FIFA's investigative arm has completed its report on Haitian Football Federation president Yves Jean-Bart, who is accused of raping underage players, the governing body of world football said on Thursday. FIFA said the case would now be taken up by its disciplinary arm, the adjudicatory chamber of the independent Ethics Committee. The investigation followed a report in the Guardian in April that Jean-Bart sexually abused young female footballers at the country's national training centre. The accusations led to the opening of a criminal investigation in Haiti, as well as the suspension of Jean-Bart by FIFA on May 25.
According to girls and former officials quoted by the Guardian in articles in April and August, Jean-Bart raped many underage players.
Saying they had been pressured to remain silent, the alleged victims told the newspaper, on condition of anonymity, that at least two underage players had to get abortions after Jean-Bart assaulted them.

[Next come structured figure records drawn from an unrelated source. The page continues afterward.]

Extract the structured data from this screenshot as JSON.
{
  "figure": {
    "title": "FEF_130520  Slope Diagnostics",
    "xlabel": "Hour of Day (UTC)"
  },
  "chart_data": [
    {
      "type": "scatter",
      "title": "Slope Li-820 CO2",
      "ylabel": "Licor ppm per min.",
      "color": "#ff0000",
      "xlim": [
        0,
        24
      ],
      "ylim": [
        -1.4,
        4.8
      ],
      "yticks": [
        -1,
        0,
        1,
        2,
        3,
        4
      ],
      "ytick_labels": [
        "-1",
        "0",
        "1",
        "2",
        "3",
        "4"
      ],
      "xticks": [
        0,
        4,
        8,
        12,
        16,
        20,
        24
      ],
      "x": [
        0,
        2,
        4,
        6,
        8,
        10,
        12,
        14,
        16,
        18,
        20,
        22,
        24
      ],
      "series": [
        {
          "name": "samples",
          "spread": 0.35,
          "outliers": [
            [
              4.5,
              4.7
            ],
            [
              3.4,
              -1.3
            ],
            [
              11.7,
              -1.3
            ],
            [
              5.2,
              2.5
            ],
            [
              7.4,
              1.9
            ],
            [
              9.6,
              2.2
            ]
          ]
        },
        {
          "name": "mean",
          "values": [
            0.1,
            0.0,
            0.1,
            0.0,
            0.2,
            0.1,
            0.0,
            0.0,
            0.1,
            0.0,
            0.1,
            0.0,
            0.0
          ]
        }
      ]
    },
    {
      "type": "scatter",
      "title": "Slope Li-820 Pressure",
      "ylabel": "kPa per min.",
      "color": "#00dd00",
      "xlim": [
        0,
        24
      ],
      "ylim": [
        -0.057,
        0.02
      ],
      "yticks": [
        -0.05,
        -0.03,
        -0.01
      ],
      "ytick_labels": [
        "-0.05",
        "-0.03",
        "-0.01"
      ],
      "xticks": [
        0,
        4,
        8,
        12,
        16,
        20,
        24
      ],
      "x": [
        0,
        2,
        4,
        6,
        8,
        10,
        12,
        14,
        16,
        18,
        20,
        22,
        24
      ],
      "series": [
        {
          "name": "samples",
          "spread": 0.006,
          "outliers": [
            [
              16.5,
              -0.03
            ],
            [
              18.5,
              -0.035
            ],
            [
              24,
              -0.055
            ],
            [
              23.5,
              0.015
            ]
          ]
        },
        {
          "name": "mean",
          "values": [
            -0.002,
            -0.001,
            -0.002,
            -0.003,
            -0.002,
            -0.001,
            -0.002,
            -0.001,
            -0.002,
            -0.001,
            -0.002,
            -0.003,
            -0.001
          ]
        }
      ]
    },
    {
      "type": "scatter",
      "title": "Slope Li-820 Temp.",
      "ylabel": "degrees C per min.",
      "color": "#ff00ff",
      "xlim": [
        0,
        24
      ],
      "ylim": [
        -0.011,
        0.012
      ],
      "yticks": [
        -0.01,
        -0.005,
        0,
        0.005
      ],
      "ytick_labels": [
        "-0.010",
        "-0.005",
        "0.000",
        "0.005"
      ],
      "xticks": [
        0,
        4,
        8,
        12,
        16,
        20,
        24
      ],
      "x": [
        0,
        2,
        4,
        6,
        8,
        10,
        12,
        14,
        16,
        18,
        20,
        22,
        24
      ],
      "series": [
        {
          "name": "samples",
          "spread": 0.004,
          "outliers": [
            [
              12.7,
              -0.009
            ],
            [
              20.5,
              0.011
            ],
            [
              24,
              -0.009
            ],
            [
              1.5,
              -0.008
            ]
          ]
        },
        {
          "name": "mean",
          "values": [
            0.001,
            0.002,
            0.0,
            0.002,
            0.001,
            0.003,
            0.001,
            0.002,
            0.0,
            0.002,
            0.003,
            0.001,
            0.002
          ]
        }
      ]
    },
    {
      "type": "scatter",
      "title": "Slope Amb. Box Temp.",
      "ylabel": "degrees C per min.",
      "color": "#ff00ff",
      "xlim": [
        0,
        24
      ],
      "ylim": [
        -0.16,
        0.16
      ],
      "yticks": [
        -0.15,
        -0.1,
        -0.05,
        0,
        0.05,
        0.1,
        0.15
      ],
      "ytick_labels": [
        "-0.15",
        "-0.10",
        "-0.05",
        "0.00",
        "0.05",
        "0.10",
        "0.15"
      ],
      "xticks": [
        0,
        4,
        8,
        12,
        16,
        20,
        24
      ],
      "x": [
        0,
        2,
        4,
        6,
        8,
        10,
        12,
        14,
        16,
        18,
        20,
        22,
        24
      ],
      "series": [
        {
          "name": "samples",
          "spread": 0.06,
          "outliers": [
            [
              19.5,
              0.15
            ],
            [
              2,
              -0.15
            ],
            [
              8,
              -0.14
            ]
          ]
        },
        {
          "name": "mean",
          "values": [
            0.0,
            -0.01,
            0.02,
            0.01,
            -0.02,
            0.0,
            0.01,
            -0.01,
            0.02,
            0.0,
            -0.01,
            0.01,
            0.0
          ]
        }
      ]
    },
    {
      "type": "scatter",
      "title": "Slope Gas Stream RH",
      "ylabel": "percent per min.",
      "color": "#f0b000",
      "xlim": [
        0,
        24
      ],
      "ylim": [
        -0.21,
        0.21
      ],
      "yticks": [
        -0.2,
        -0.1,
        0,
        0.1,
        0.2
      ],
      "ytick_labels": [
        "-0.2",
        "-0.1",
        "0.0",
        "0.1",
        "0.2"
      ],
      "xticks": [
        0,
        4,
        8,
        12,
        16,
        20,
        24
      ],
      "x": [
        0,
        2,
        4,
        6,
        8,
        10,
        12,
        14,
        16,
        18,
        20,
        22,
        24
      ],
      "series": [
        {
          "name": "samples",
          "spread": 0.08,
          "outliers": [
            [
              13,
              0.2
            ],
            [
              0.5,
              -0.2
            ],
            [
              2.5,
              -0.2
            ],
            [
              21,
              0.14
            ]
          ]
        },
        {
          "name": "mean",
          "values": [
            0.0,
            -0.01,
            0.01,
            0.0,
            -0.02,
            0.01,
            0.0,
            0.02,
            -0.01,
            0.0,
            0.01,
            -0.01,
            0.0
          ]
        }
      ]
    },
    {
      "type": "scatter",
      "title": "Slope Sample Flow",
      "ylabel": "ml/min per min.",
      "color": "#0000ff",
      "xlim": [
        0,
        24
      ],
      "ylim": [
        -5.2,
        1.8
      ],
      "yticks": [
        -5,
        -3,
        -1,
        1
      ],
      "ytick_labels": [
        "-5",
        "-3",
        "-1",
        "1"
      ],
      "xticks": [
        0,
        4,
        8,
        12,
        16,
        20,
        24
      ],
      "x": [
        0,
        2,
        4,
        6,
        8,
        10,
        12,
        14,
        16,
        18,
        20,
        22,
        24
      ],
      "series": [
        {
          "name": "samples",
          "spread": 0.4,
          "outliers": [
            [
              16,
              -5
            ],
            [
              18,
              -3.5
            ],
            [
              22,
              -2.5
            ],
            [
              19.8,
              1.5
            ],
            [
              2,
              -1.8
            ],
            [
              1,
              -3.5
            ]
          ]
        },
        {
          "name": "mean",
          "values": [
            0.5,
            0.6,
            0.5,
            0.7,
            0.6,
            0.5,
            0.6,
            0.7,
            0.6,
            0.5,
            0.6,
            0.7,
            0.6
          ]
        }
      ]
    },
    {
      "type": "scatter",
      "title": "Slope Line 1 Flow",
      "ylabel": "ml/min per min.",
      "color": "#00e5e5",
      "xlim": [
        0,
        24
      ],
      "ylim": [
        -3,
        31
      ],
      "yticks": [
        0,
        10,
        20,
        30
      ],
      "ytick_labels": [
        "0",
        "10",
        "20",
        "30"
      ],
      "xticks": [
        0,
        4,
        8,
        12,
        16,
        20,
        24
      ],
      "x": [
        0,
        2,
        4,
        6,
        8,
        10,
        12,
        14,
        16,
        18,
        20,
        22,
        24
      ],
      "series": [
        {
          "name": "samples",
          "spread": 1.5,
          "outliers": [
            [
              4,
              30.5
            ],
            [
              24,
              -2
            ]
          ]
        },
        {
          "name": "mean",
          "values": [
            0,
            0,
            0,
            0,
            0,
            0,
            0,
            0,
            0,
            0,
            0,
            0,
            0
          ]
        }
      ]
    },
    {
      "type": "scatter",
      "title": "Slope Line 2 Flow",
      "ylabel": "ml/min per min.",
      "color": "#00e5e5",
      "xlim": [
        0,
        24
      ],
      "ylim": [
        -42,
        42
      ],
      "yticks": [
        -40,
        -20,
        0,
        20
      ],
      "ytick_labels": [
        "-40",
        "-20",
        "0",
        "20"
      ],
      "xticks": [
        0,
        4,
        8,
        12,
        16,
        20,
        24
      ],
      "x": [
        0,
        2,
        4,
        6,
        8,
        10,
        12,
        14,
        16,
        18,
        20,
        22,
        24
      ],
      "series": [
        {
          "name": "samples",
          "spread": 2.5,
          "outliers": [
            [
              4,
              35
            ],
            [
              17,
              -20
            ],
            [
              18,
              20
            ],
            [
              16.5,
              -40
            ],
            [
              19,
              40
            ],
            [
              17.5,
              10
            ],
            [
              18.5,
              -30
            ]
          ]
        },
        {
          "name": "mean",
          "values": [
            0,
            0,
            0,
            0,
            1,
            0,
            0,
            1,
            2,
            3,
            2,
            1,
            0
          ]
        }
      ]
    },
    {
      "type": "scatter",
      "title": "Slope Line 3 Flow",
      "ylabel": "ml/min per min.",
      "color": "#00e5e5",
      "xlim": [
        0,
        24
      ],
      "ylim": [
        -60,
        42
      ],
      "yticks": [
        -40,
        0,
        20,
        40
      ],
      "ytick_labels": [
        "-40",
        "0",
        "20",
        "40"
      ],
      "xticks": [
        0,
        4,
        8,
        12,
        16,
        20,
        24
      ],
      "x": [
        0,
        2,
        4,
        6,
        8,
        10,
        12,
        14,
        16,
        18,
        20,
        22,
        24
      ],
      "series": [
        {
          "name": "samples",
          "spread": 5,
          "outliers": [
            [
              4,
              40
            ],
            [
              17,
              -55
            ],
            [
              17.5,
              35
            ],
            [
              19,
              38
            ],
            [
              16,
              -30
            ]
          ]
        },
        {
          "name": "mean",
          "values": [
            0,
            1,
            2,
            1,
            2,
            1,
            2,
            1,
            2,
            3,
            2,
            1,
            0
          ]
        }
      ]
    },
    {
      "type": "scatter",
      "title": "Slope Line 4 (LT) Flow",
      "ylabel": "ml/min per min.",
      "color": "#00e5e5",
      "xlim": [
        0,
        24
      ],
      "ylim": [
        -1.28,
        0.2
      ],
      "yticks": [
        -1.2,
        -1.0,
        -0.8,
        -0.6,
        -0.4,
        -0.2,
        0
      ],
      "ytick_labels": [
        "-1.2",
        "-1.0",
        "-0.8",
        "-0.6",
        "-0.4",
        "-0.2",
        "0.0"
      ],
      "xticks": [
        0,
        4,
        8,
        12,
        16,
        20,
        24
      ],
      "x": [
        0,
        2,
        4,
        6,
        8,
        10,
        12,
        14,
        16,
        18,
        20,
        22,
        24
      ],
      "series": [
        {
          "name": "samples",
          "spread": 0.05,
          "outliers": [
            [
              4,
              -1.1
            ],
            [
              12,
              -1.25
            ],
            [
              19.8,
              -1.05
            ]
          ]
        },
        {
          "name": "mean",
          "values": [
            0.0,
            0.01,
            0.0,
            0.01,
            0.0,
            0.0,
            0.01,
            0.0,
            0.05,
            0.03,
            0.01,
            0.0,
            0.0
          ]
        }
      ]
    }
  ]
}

FIFA said on Thursday that the investigation had been expanded to include Yvette Felix, an assistant coach at the training centre, who has also been banned from football for 90 days.

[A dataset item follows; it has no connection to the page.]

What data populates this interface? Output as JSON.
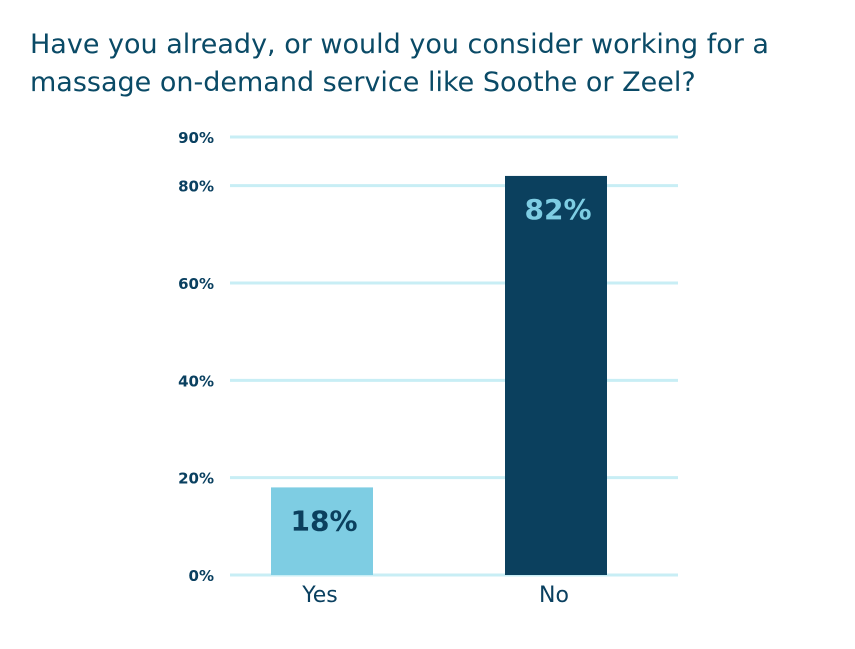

That follows FIFA's announcement in August that investigations had been widened to include other federation officials "who were identified as having allegedly been involved (as principals, accomplices or instigators) in acts of systematic sexual abuse against female football players".

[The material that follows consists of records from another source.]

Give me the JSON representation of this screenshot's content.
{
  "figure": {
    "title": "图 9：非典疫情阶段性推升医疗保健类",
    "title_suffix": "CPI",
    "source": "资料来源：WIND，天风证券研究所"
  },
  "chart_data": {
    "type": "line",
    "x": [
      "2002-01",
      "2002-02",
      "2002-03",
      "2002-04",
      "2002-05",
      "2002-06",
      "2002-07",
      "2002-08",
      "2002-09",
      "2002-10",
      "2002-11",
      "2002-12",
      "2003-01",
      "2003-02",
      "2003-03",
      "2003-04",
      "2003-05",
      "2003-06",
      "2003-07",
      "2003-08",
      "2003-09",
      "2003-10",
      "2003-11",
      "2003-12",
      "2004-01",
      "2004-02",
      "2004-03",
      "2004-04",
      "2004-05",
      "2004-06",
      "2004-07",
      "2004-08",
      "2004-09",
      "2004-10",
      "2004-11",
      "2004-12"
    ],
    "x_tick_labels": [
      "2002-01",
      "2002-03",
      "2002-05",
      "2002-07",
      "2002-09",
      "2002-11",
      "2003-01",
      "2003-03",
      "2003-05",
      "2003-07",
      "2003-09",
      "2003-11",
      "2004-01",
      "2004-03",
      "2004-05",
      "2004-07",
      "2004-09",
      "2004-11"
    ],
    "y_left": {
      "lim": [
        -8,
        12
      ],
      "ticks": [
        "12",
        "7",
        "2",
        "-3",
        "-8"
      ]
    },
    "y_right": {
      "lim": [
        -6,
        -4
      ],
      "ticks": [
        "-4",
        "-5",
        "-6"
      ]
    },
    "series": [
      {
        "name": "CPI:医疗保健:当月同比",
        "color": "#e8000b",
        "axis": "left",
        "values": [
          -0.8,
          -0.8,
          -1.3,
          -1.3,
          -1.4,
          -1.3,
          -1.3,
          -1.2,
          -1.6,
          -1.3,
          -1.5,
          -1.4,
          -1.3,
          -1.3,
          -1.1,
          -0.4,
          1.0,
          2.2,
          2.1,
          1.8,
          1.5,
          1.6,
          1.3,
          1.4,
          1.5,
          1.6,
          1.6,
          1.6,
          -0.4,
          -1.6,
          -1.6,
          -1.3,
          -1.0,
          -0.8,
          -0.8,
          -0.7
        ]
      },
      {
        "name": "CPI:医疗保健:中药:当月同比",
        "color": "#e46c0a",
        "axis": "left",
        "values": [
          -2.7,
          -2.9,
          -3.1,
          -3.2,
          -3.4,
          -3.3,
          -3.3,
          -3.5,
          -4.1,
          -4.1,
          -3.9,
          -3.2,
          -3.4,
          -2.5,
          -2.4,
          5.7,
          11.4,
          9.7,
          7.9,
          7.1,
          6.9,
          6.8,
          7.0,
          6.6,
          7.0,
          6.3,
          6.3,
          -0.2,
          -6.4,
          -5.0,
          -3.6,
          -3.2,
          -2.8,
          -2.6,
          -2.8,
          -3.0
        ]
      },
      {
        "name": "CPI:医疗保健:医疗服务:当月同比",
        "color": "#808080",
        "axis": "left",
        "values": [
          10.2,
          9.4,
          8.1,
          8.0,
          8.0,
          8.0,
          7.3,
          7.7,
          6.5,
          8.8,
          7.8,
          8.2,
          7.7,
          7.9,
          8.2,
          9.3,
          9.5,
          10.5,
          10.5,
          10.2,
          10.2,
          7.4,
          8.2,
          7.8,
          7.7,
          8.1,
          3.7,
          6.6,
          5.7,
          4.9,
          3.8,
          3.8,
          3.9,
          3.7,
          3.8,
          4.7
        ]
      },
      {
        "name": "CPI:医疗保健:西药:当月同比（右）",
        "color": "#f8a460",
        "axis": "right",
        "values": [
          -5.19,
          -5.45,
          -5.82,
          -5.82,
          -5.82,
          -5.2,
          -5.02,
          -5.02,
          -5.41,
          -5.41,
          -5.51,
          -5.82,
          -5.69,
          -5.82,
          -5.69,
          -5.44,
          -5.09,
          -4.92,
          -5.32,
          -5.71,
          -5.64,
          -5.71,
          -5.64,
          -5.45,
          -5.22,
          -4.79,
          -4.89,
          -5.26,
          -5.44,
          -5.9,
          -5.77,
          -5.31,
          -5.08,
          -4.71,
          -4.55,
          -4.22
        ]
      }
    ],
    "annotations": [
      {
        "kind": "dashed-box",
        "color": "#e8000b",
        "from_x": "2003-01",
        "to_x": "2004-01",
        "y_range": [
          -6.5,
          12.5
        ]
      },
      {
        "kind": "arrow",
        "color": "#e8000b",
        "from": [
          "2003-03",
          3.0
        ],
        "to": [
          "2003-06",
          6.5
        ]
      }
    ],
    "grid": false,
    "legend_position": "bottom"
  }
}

At the time, FIFA suspended two other Haitian football officials, Nella Joseph, supervisor of girls' football at the training centre, and Wilner Etienne, technical director of the Haitian football federation, for 90 days.
Jean-Bart, 73, has been running the FHF for two decades. He won a sixth term unopposed in February.
He denies all the accusations and has filed a complaint in Paris against a French journalist who co-authored the Guardian investigation.
The construction of the training centre at Croix-des-Bouquets, a suburb of the Haitian capital of Port-au-Prince, was funded by a FIFA programme.